One starts with an accusatory tone, one insinuates that there is something wrong, one reinforces linguistic changes, always with the semblance of verisimilitude. Thus: a war becomes genocide, questionable military choices become war crimes, a republican becomes an extremist, personal interests become social rights, an aterritorial terrorist movement becomes a nation, a social group becomes oppressed based on the amount of melanin in its skin.
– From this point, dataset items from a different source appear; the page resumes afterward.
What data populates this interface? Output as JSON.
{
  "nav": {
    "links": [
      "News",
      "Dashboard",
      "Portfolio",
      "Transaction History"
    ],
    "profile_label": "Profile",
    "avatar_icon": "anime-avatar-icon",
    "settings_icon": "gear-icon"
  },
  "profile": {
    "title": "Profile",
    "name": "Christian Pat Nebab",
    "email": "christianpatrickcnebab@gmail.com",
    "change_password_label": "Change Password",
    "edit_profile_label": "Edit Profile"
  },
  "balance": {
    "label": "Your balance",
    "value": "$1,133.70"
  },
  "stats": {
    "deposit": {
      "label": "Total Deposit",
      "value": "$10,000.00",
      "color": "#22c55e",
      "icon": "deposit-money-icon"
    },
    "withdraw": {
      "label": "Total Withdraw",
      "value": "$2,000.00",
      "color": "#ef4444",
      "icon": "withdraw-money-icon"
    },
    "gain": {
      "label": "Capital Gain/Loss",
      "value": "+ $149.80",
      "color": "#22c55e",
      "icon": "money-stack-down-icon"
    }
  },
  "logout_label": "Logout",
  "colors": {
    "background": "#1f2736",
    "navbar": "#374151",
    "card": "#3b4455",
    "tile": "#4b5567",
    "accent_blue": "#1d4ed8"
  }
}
Between one step and the next there is painstaking segmentation and incessant repetition: repeating a lie over and over again makes it into the collective vocabulary anyway. Gradually, the disinformation machine has changed the way the public understands the world, turning the ideas of the Democrats of twenty years ago into extremist and subversive ideas, when in fact the only ones to have moved up the political spectrum were the Democrats themselves.

Supply and demand

While the social function of the media is to counterbalance political power, its purpose is purely private: to sell more copies. And it must be so because if the media were public they would be subject to political pressure and become governmental press organs. But of course being private there is a mismatch between social function and corporate purpose.

You cannot cut the chain of responsibility for journalists. If a journalist writes something, he does so because he knows that someone will appreciate that content. It is therefore also the direct responsibility of citizens if the culture of hatred has gained the upper hand. It is the fault of each one of us if we have not spent five minutes of our time to keep silent, or to read something more than a newspaper article. Keeping silent, often, is a wonderful thing. Expressing oneself on everything, much less so.

This inclination of the public is in turn exploited by the media, which offer increasingly simplistic, abbreviated, misleading content, punctuated with catchy rhythms, almost like a summer hit. Those who provide information shape culture, those who consume it consent to its sedimentation.
If it is true that the biased journalist sells sensationalism, it is equally true that his reader buys sensationalism.



On the individual side, it must be added that the distorting effect of the media has increased in spite of itself thanks to social platforms, which on the other hand exponentially increase the public’s duty of caution in expressing important and tendentially risky positions. The public’s responsibility has dramatically increased since social media. If the media provide the grammar of disinformation, social media provide the viral and atomised sounding board of disinformation, creating an extra-democratic plebiscitary consensus.

Conclusion: whose fault is it?

If Tyler Robinson and the media have no excuse, we fare no better. If we wanted to continue along the lines of what we criticise, such as oversimplifications, we should end this reflection by blaming the monster or at most the media. It is easy to always blame someone else or a system as a whole. But that is not the reality. Every individual carries social and collective responsibility.

Whenever we read and allow sensationalist sayings to pass us by, or when we talk about things we have no in-depth knowledge of and are beguiled by slogans and ‘copy-pasted’ catchphrases from some unknown source, or when we do not react to the instrumentalisation of words: in each of these cases we are jointly responsible.



And if you think it is only the USA, you are mistaken: we in Italy have no extenuating circumstances as the culture of hatred is cross-border, it is viral, it is pandemic.


The barbarian mass in Italy that has exulted or in any case justified or minimised the incident is lurking at all levels, from the Europarliament, to pseudo-intellectuals such as Odifreddi or Saviano, to party exponents as well as ordinary people down to the very normal functional illiterates.

The culture of hatred has a known matrix rooted in precise left-wing political doctrines mixed with a holy field of the human mind: it is dangerous, pervasive, captivating.

It must be crushed immediately and anyone who consents is an accomplice.